The April 2019 fire that engulfed France’s Notre Dame Cathedral, in Paris, led to an outpouring of grief and introspection.
Historians explained how the 800-year-old church had survived political upheaval. Theologians examined its “secret life” and symbolism and architects recounted its structural changes through the centuries.
But not all cultural landmarks – no matter how beautiful or inspiring – similarly tug at the heartstrings of people worldwide. On the same day Notre Dame burned, online commentators observed, flames also consumed part of the 1,000-year-old Al-Aqsa mosque in Jerusalem.
The world’s response: virtual silence.
My research on UNESCO World Heritage sites sheds light on why some cultural relics are beloved, while other splendid monuments remain relatively unknown.
UNESCO World Heritage
Since 1972 the United Nations Educational, Scientific and Cultural Organization has kept a list of places revered for their “outstanding universal value.”
Famous examples include the Sydney Opera House, in Australia, the Incan city of Machu Picchu, in Peru, and Italy’s Villa Romana.
Inclusion on UNESCO’s World Heritage list, which recognizes both natural and human-built places, brings publicity and increased tourism. It also comes with financial, scientific, educational and cultural assistance to help countries conserve their World Heritage sites.

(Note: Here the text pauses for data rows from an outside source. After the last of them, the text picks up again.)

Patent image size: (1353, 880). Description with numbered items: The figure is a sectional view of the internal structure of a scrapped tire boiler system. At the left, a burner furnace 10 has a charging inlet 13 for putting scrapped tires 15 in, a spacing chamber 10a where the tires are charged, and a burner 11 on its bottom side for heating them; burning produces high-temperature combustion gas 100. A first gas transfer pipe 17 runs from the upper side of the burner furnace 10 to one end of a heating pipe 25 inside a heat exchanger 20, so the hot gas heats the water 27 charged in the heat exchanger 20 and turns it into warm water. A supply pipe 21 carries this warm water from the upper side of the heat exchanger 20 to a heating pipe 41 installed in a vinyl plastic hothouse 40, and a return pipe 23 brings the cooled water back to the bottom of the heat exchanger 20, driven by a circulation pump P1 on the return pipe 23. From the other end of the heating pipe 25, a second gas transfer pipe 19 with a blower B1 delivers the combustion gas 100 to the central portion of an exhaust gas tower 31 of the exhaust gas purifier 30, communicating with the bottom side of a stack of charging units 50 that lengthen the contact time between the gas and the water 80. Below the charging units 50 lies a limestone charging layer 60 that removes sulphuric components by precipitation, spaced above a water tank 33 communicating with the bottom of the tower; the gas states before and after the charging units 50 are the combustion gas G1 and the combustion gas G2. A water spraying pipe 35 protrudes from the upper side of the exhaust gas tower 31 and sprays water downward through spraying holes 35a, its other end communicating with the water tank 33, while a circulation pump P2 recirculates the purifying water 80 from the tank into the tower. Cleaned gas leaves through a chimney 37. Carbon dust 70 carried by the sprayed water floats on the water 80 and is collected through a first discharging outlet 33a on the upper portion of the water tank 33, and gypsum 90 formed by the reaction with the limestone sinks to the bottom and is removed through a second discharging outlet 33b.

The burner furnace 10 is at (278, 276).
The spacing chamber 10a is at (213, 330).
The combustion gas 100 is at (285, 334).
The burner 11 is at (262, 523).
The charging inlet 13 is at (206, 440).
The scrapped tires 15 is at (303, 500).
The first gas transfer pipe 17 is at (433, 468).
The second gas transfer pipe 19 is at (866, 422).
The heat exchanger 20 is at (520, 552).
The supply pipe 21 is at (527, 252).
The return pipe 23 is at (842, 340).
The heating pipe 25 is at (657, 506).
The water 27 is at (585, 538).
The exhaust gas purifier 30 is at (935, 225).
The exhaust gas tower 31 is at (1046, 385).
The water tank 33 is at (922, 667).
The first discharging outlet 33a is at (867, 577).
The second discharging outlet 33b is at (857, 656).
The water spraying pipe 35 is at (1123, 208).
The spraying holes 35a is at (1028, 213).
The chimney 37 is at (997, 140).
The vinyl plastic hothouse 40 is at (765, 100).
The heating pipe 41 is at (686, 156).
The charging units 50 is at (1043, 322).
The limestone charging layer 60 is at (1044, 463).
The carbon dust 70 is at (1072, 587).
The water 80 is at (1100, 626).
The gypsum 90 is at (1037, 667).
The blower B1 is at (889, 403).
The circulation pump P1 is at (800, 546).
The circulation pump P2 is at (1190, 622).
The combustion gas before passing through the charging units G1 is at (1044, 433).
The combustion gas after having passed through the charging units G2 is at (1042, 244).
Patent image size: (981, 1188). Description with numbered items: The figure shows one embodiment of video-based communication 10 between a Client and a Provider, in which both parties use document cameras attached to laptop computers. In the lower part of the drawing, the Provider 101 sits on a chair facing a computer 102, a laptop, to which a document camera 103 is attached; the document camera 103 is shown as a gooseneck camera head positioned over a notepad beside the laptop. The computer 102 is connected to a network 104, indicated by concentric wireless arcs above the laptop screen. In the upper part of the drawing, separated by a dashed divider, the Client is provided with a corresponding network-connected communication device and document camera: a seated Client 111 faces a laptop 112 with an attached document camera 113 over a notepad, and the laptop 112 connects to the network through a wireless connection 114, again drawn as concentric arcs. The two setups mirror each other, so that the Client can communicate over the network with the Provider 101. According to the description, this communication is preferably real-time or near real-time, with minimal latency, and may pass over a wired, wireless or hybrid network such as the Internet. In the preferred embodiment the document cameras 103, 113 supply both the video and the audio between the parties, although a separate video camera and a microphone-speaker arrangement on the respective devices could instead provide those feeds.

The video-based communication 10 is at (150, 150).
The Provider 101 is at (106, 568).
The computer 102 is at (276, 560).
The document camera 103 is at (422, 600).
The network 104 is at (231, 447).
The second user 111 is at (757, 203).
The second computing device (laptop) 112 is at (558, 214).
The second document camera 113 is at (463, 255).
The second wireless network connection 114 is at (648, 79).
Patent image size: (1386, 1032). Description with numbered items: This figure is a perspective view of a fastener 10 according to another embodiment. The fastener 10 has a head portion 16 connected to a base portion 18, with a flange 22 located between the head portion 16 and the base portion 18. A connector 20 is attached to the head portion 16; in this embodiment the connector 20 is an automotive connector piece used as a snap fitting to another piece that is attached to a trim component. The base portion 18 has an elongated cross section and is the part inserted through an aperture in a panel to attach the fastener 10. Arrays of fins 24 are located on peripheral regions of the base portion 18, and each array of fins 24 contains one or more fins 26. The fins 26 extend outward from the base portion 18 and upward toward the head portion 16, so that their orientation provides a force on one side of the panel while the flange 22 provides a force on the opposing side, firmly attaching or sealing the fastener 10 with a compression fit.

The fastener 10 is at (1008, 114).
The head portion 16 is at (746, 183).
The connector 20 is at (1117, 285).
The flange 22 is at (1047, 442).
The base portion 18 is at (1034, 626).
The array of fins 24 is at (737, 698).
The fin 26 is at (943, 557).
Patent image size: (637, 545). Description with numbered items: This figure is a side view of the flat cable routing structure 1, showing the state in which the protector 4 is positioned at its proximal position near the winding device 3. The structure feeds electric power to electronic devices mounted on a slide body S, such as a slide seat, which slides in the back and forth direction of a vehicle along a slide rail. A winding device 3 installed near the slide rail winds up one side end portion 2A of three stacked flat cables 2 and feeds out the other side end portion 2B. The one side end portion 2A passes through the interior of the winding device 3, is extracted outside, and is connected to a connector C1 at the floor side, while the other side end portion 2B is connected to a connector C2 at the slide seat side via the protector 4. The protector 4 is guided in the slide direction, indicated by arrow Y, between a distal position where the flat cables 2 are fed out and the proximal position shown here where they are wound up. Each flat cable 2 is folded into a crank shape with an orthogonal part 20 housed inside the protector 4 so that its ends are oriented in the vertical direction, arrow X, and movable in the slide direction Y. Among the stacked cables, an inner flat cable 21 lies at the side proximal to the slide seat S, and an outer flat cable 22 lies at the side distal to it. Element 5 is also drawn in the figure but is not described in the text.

The 193 countries that signed the 1972 UN agreement that gave UNESCO this responsibility have committed not to endanger, directly or indirectly, their own heritage sites or those of another nation.
The French scholar Anne Gombault believes that Notre Dame stirs global fervor, in part, because it is a UNESCO World Heritage Site.
“World Heritage Sites arouse emotions and emotions reveal shared values,” she wrote in The Conversation on April 16, 2019. “Such emotions were on the faces of all those gathered in front of Notre Dame” as it burned, and in “the flood of heartfelt sentiments on social networks,” she added.
In practice, though, what is considered worthy of World Heritage recognition is not equally distributed across countries. According to my research, UNESCO disproportionately reveres the cultural legacies of former European empires.
My 2014 analysis of UNESCO World Heritage sites found that Italy and Spain had 114 of UNESCO’s 695 designated cultural sites. That’s two relatively small European countries – home to just over 1% of the world’s population – with almost 9% of its sites of “outstanding universal value.”
In comparison, 25 countries – including the Dominican Republic, Papua New Guinea, and Mongolia – have just one UNESCO cultural site each. Ireland, Saudi Arabia and 16 other countries have two each. Seven countries, among them Jamaica and Moldova, have no UNESCO-designated sites at all.
Even UNESCO-designated sites located outside of Italy, France and Spain reflect a preference for these countries’ grand imperial histories.
Excluding cultural sites located within France, Greece, Italy and Spain, I analyzed the descriptions of the remaining 536 sites for references to Spanish, French and Italian or Greco-Roman influence. I searched for words like “Roman,” “Baroque,” “Classical,” “Gothic” and other terms commonly used to describe historical Western European architectural styles.
I found that 31% of UNESCO-designated cultural sites not located in Italy were celebrated for their Italian influence, including 50 of Eastern Europe’s 79 designated sites. Another 23 Eastern European UNESCO sites boasted French influence.
That means all but six of Eastern Europe’s UNESCO-designated cultural monuments are celebrated for their Western Europeanness.